Oczywiście, że moje stanowisko nie jest z punktu widzenia praktycznego pozbawione sensu. Dlatego właśnie tak a nie inaczej przepisy sformułowano, że
nawet nie widząc znaku A-7 (był, a może nie było) ustąpisz PP temu, co D-1 zobaczył. Bo to nie A-7 zobowiązuje do ustąpienia PP a fakt dojeżdżania do skrzyżowania drogą podporządkowaną.LeszkoII napisał(a):Twoim tzw. koronnym argumentem na to, że P-13 reguluje PP jest domniemany szacunek, że istnieje 50% szans na to że znak ktoś bezprawnie usunął z drogi.

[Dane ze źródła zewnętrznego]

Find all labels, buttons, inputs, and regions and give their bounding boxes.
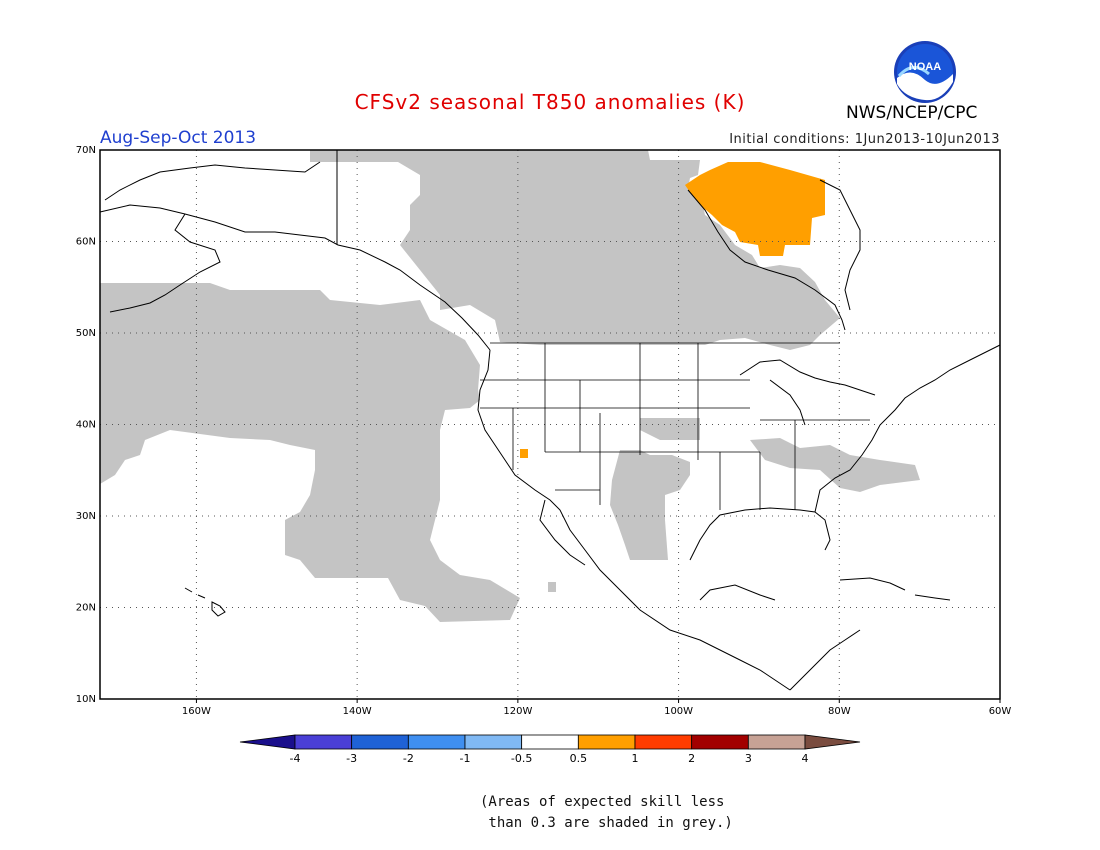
colorbar-label: -0.5 bbox=[511, 752, 532, 765]
colorbar-box bbox=[521, 734, 579, 750]
colorbar-box bbox=[577, 734, 636, 750]
longitude-labels: 160W 140W 120W 100W 80W 60W bbox=[182, 706, 1011, 717]
colorbar-label: 4 bbox=[802, 752, 809, 765]
lat-label: 70N bbox=[76, 145, 96, 156]
footnote-line-2: than 0.3 are shaded in grey.) bbox=[480, 815, 733, 831]
nevada-anomaly bbox=[520, 449, 528, 458]
colorbar-box bbox=[351, 734, 409, 750]
colorbar-upper-extend bbox=[804, 734, 861, 750]
lat-label: 50N bbox=[76, 328, 96, 339]
coastlines bbox=[99, 150, 1001, 691]
colorbar-box bbox=[634, 734, 693, 750]
lat-label: 60N bbox=[76, 237, 96, 248]
hudson-bay-anomaly bbox=[685, 162, 825, 256]
colorbar-label: 3 bbox=[745, 752, 752, 765]
positive-anomaly-regions bbox=[520, 162, 825, 458]
initial-conditions-label: Initial conditions: 1Jun2013-10Jun2013 bbox=[729, 132, 1000, 147]
map-gridlines bbox=[100, 150, 1000, 699]
lon-label: 60W bbox=[989, 706, 1012, 717]
colorbar-box bbox=[294, 734, 353, 750]
lat-label: 10N bbox=[76, 694, 96, 705]
colorbar-label: -3 bbox=[346, 752, 357, 765]
colorbar-box bbox=[407, 734, 466, 750]
lon-label: 120W bbox=[503, 706, 532, 717]
lon-label: 80W bbox=[828, 706, 851, 717]
season-label: Aug-Sep-Oct 2013 bbox=[100, 128, 257, 148]
latitude-labels: 10N 20N 30N 40N 50N 60N 70N bbox=[76, 145, 96, 705]
lat-label: 30N bbox=[76, 511, 96, 522]
lon-label: 160W bbox=[182, 706, 211, 717]
colorbar-label: -1 bbox=[460, 752, 471, 765]
logo-text: NOAA bbox=[909, 61, 941, 73]
colorbar-label: 2 bbox=[688, 752, 695, 765]
colorbar-label: 0.5 bbox=[570, 752, 588, 765]
lat-label: 40N bbox=[76, 420, 96, 431]
colorbar: -4 -3 -2 -1 -0.5 0.5 1 2 3 4 bbox=[239, 734, 861, 765]
lat-label: 20N bbox=[76, 603, 96, 614]
agency-label: NWS/NCEP/CPC bbox=[846, 103, 978, 123]
colorbar-box bbox=[747, 734, 806, 750]
colorbar-lower-extend bbox=[239, 734, 296, 750]
colorbar-label: 1 bbox=[632, 752, 639, 765]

Moim koronnym argumentem jest, że skoro ktoś wymalował P-13 to uznał drogę za podporządkowaną. Wprawdzie aktualnie brak A-7, ale nie moja to sprawa dlaczego go nie ma. Być może go nawet nigdy nie było.
Ale P-13 raczej przez przypadek nie powstało. A może jednak? Złomiarze zamiast ukraść A-7 wymalowani P-13? A może drogowcy się pomylili i P-14 miało tutaj być? Wszystko jest możliwe, dlatego stawiam 50/50.-----
LeszkoII napisał(a):Proszę też, abyś traktował służby drogowe jednak poważnie. Na tym odpowiedzialnym stanowisku nie może mieć miejsca zapominalstwo.
W tym temacie dyskutujemy jak zachować się na bublu, którego drogowcy nam zaserwowali. A kto i czy pochwala tworzenie bubli to inna sprawa.
LeszkoII napisał(a):...to przy założeniu, że "PORDem" nazywasz również rozporządzenia
Na prawo o ruchu drogowym składa się szereg aktów prawnych, m. in. ustawa "Prawo o ruchu drogowym" popularnie nazywana Kodeksem Drogowym. Taka informacja zanim cokolwiek zaczniemy zakładać.
szerszon napisał(a):I dlatego od lat spieramy sie w wielu kwestiach
Bo ja swoje rozważania opieram na treści PoRD, a ty na własnym treści PoRD wyobrażeniu, które choć ogólnie rzecz biorąc w praktyce się sprawdza, to w szczególnych przypadkach okazuje się być PoRD-u zaprzeczeniem.
szerszon napisał(a):...z góry zakładając , że są błędne poprzez nazywanie ich dyrdymałami, co tobie przychodzi zadziwiająco łatwo i zbyt często.
Ale pisane przez Was teorie, z których się sami naśmiewacie, i których autorstwo mi przypisujecie, a z którymi i ja się nie zgadzam chyba mogę nazywać dyrdymałami?